Faculty of Medicine, Oncology Research Centre, University of New South Wales, Australia.
Prince of Wales Hospital, Clinical Science Building, level 2, Prince of Wales Hospital, High Street, Randwick, Sydney, New South Wales, 2031, Australia.
Stemming from its inherent heterogeneity, single agent treatments are essentially ineffective against castration resistant prostate cancer (CRPC). Thus, clinically relevant regimens that harness different modalities to maximize treatment efficacy without increasing cumulative toxicities are urgently needed. Based on this rationale, we investigated if a novel combination of purine nucleoside phosphorylase mediated gene-directed enzyme-prodrug therapy (PNP-GDEPT) with docetaxel against CRPC has superior efficacy in comparison with the individual treatments.
The invitro cell growth inhibition in differentially treated murine and human CRPC cell-lines was established using a cell-viability assay. The extent of synergy, additivity or antagonism between treatments was evaluated using Calcusyn statistical analyses. The local and systemic effects of docetaxel and/or PNP-GDEPT were tested in both immunodeficient and immunocompetent mice against human and murine CRPC tumors, respectively. Subsequently, immunohistochemical analyses, an evaluation of serum-cytokine and -toxicity profiles were conducted to characterize the differential host-responses to treatment.

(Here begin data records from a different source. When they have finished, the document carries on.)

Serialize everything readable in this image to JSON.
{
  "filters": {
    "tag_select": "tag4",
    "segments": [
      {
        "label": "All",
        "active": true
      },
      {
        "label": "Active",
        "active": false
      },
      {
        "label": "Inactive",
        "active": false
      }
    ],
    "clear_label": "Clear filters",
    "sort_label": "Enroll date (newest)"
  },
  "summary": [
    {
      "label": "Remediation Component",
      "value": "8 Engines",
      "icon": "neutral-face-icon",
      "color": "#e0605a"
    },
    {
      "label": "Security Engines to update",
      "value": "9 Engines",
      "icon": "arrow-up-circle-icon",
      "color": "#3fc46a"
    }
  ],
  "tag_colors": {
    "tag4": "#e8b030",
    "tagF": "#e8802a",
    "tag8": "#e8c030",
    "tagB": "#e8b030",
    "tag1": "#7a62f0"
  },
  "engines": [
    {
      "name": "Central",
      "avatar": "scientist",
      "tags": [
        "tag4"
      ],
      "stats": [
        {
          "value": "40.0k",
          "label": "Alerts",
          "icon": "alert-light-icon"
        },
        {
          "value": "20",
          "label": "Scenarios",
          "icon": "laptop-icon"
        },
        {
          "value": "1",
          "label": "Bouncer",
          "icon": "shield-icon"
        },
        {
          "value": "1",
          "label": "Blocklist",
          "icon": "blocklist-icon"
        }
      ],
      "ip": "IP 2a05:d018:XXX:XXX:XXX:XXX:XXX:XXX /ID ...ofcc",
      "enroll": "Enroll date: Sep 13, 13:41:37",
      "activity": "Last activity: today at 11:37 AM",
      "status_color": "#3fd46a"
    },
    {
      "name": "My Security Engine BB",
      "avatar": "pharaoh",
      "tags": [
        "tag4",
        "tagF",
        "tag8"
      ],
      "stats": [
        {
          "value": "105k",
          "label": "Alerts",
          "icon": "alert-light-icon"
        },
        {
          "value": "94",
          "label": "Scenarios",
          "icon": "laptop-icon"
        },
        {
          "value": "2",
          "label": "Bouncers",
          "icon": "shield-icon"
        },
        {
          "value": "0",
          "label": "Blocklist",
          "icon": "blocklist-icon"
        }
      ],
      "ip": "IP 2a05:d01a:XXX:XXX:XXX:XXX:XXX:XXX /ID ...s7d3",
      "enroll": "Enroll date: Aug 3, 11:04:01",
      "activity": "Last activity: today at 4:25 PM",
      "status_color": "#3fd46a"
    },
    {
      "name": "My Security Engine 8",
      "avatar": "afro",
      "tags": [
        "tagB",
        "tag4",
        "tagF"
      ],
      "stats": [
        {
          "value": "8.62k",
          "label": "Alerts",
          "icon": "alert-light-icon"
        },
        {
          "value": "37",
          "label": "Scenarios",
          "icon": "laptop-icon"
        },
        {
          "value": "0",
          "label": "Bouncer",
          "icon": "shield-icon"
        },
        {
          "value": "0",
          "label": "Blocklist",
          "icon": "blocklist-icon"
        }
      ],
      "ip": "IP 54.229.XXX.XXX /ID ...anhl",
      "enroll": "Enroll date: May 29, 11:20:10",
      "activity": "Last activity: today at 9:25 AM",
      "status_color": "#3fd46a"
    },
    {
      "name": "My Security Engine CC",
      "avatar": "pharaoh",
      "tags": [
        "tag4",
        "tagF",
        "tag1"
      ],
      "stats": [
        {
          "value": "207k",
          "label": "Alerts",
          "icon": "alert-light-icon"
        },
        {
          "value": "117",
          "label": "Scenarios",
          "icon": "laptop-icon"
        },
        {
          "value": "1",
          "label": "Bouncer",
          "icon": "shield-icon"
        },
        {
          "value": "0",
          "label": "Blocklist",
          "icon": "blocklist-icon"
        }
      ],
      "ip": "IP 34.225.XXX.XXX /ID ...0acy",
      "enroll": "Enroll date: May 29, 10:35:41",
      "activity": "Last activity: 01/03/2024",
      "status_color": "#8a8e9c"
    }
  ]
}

The combined use of PNP-GDEPT and docetaxel led to strong synergistic cell killing in vitro. Compared to the individual modalities, combination of the two led to a marked reduction in "local and distant" tumor growth in vivo, importantly, with lowered doses and without additional toxicities. Immunomodulation was indicated by enhanced immune-cell infiltration and altered serum cytokine levels. Further, a lowering of Th2 cytokines, MCP1, IL-4, IL-6 and IL-10 marked lower tumor burden and enhanced treatment efficacy.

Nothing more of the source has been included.